Australian Human Rights Commission: ‘What’s age got to do with it? A snapshot of ageism across the Australian lifespan’ (Report, 2021).
Ageism affects the entire spectrum of the Australian population, from young people to the elderly. Despite being such an ingrained form of prejudice, there has been little formal inquiry into the discrimination and inequality it perpetuates.
Aiming to reconcile this lack of research, the Australian Human Rights Commission’s 2021 report, ‘What’s age got to do with it? A snapshot of ageism across the Australian lifespan’, examines attitudes, stereotypes and beliefs about age and ageism according to extensive research undertaken from a cross-section of Australian society.
The AHRC’s report defines ‘ageism’ as including the stereotypes (how individuals think), prejudice (how individuals feel), and discrimination (how individuals act) toward others on the basis of their age.
The report had several key findings with regard to such stereotypes and prejudice.
- It was revealed that 83% of Australians believe that ageism is a legitimate problem which detrimentally impacts individuals personally and professionally.
- Additionally, both younger and older individuals are reported as having experienced ageism in various forms in the workplace; which impact the ability to both obtain and maintain work.
- Furthermore, stereotyping on the basis of age was reported as a common experience across multiple generations, with 60% of Australians agreeing that they may have stereotyped of judged someone due to their age. Young adults (70%) were the most likely to agree that they had subscribed to age-based stereotypes, compared to middle aged (58%) or older individuals (45%).
The AHRC also examined the general attitudes held by Australians toward broad age categories within the populace.
- Young adults are largely viewed as energetic, dynamic, and technologically advanced. Despite this, only 35% of Australians surveyed viewed young adults as polite and respectful: the prevailing stereotype for this age group is that there is a lack in work ethic, that individuals are still in the process of learning, and that making mistakes is the norm.
- Those in their middle age are viewed in a largely favourable light by Australians: they are affirming professional success, whilst tending to their families and raising children; as well as being associated with leadership roles both in the workplace and in society at large. Notably, this age group is also seen to be somewhat pressured and subject to increased stress, given the competing demands of their familial and professional lives.
- The elderly are viewed in a positive overall light by the majority (74%) of Australians surveyed typically seen as warm and likeable, whilst ‘slowing down’ in retirement and enjoying leisure and simpler pleasures. However, Australians also consider older people to possess a declining set of skills and competence, and lack agency, as well as being limited by their age, poor health, and general frailty.
As these attitudes are prevalent in Australian society, so too did the report note the impact of ageism on individuals in the workplace. 30% of young adults reported being condescended or ignored in a workplace environment as a consequence of their age. Additionally, middle-aged Australians were more likely (35%) to report being turned down for a new role or position, compared to young adults and the elderly.

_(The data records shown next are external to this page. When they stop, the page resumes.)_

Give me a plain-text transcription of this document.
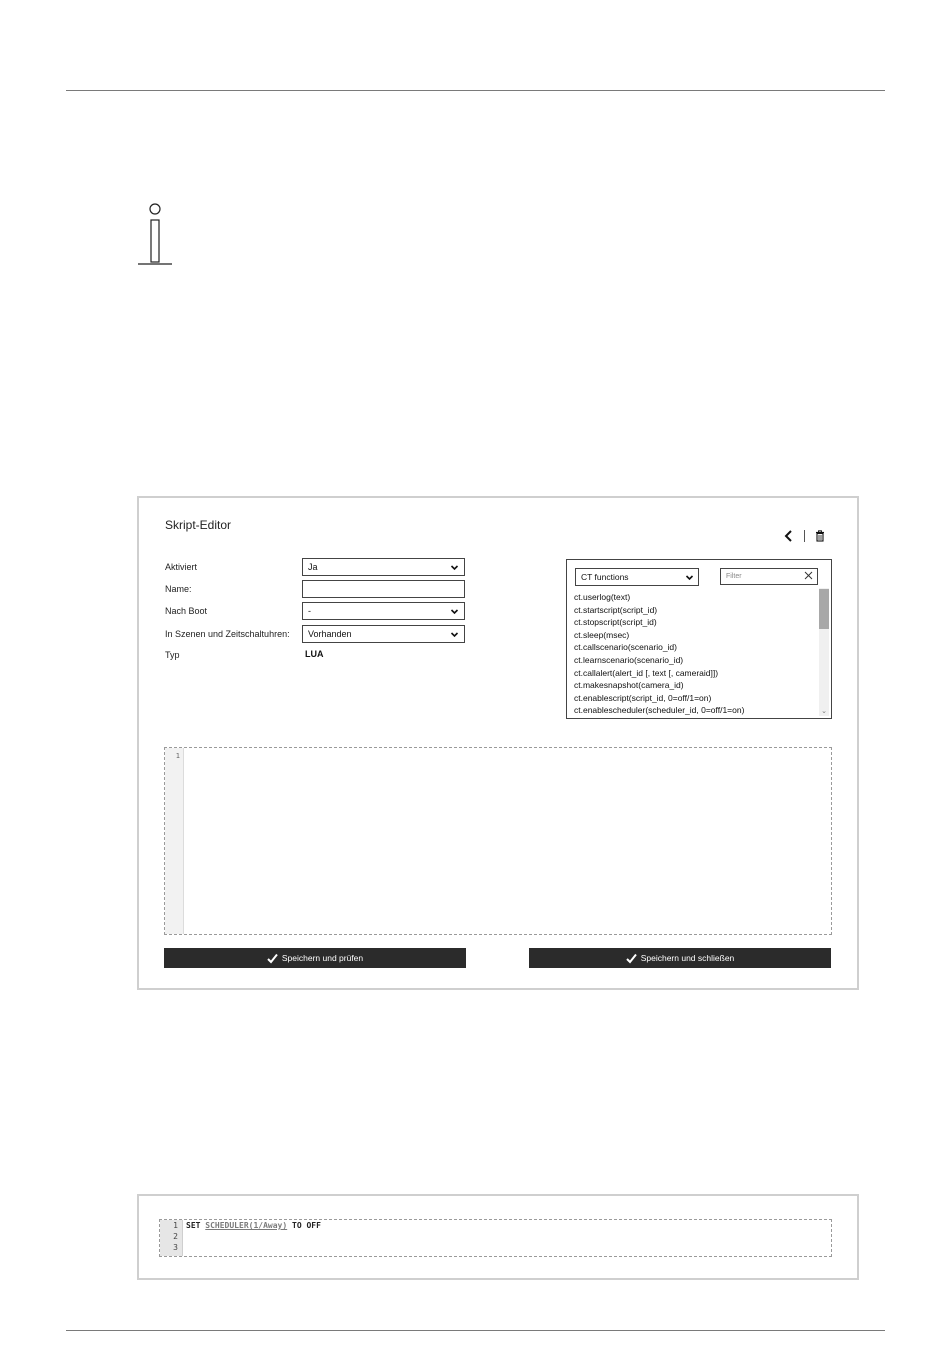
Skript-Editor
Aktiviert	Ja
Name:
Nach Boot	-
In Szenen und Zeitschaltuhren: Vorhanden
Typ	LUA
CT functions	Filter
ct.userlog(text)
ct.startscript(script_id)
ct.stopscript(script_id)
ct.sleep(msec)
ct.callscenario(scenario_id)
ct.learnscenario(scenario_id)
ct.callalert(alert_id [, text [, cameraid]])
ct.makesnapshot(camera_id)
ct.enablescript(script_id, 0=off/1=on)
ct.enablescheduler(scheduler_id, 0=off/1=on)	⌄
1
Speichern und prüfen	Speichern und schließen
1
2
3
SET SCHEDULER(1/Away) TO OFF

Considerations for Employers
Understanding how the Australian population views age and ageism is an important consideration for employers, as there are clear links between ageist attitudes and behaviours which can lead to definitional age discrimination. The attitudes that the Australian population at large possesses with regard to certain age groups and stereotypes inevitably translate into how such groups are viewed and treated in the workplace.

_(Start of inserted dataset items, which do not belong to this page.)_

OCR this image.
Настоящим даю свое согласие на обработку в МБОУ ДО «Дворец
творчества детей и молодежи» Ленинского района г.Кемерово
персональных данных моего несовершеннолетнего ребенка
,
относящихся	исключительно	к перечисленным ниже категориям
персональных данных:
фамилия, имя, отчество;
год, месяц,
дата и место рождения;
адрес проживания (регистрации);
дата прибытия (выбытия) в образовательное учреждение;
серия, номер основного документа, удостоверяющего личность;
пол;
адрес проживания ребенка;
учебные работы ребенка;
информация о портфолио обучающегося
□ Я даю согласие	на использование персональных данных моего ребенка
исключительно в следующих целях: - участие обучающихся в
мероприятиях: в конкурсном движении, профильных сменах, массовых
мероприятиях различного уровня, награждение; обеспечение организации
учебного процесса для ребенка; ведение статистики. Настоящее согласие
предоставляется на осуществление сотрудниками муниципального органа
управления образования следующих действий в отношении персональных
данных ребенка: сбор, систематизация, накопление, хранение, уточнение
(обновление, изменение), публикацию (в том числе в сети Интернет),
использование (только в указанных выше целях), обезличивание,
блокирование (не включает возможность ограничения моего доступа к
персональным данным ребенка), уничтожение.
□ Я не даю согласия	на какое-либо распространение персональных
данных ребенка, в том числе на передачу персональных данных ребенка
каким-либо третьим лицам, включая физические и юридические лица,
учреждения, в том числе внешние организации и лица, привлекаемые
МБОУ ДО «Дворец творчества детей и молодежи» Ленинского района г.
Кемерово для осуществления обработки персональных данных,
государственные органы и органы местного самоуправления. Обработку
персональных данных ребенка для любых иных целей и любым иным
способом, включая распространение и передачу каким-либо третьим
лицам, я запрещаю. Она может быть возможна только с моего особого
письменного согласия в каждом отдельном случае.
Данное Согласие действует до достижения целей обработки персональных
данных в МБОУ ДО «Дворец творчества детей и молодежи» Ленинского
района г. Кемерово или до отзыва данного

For instance, the report found that the belief that older Australians possess a declining skill set makes them more likely to be viewed as ‘frail onlookers’ rather than knowledgeable leaders in the workplace. In contrast, those in middle age are stereotyped to be at the peak of their professional careers, although subject to tensions from juggling responsibilities of their domestic and work lives.

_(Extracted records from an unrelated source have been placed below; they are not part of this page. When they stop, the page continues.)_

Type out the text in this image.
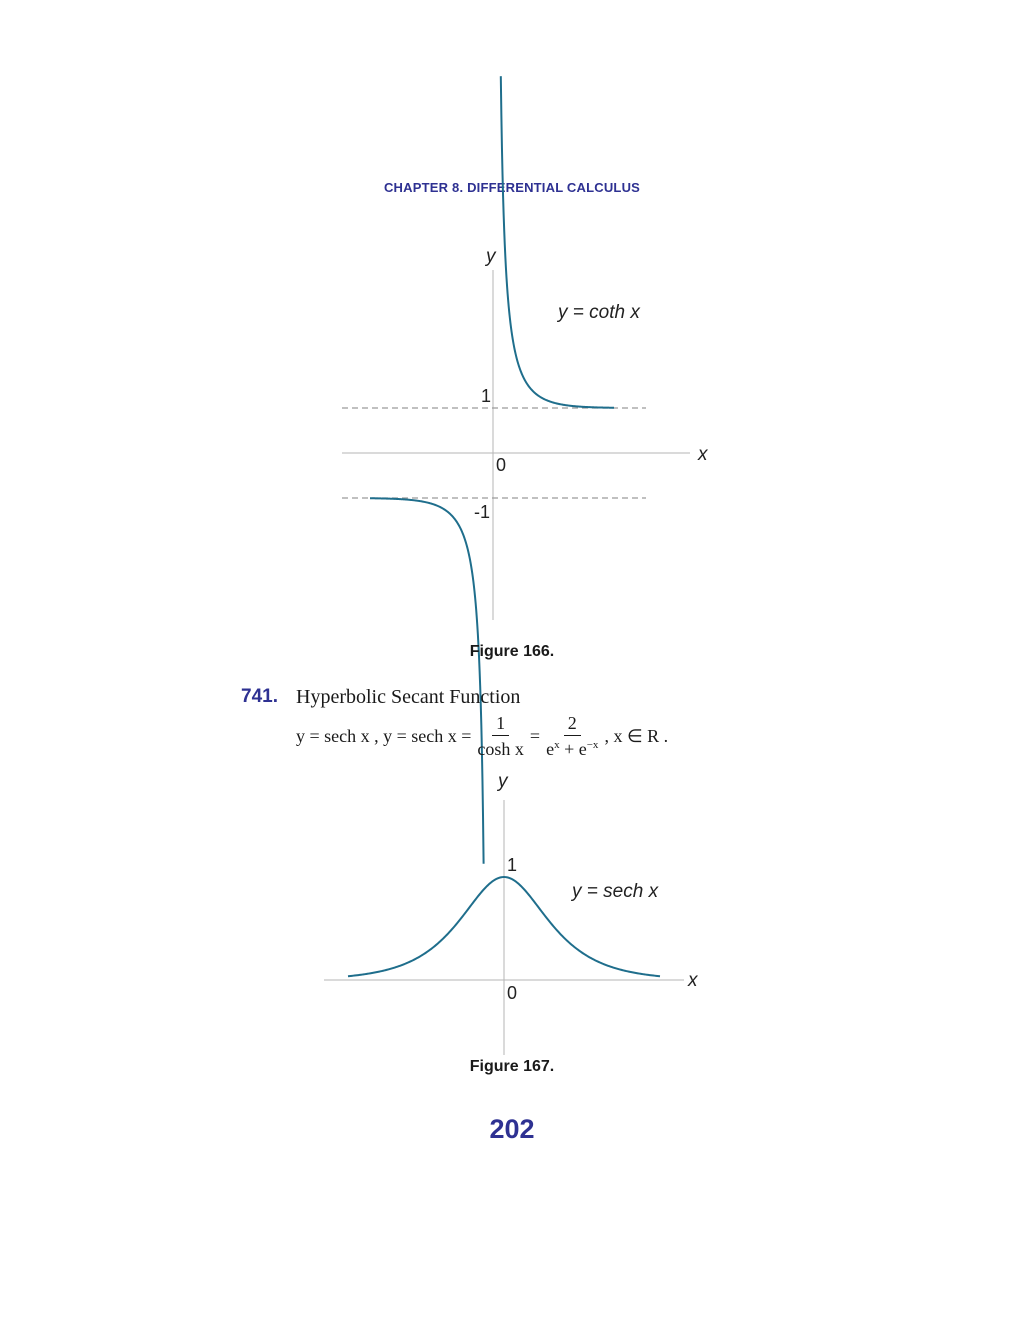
CHAPTER 8. DIFFERENTIAL CALCULUS
y
x
1
0
-1
y = coth x
Figure 166.
741. Hyperbolic Secant Function
y = sech x , y = sech $x = \frac{1}{\text{cosh x}} = \frac{2}{e^x + e^{-x}}$ , x ∈ R .
y
x
1
0
y = sech x
Figure 167.
202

It was also found that ageism is often conflated with age discrimination: young adults in particular view the idea of ‘ageism’ as concerning primarily workplace concerns and older Australians. Despite age discrimination being unlawful under the Fair Work Act 2009 (Cth), the report emphasises how unchecked age-based stereotypes continue to inform hiring and recruiting practices.
Such attitudes can also influence workplace policies and decisions about who may be offered further training or advancement opportunities; and in the alternative, who may be offered redundancies. These findings support previous research undertaken by the Commission, including the National Prevalence Survey of Age Discrimination in the Workplace (Report, 2015), and the Discrimination – Exposing the Hidden Barrier for Mature Age Workers (Report, 2010).
Ultimately, ageism is a human rights issue, and as workplaces are intrinsically connected to the rights of their employees, it is vital for employers to ensure they ensure all employees – regardless of age – are not subject to discrimination in the workplace, and are able to participate and enjoy opportunities equally and universally.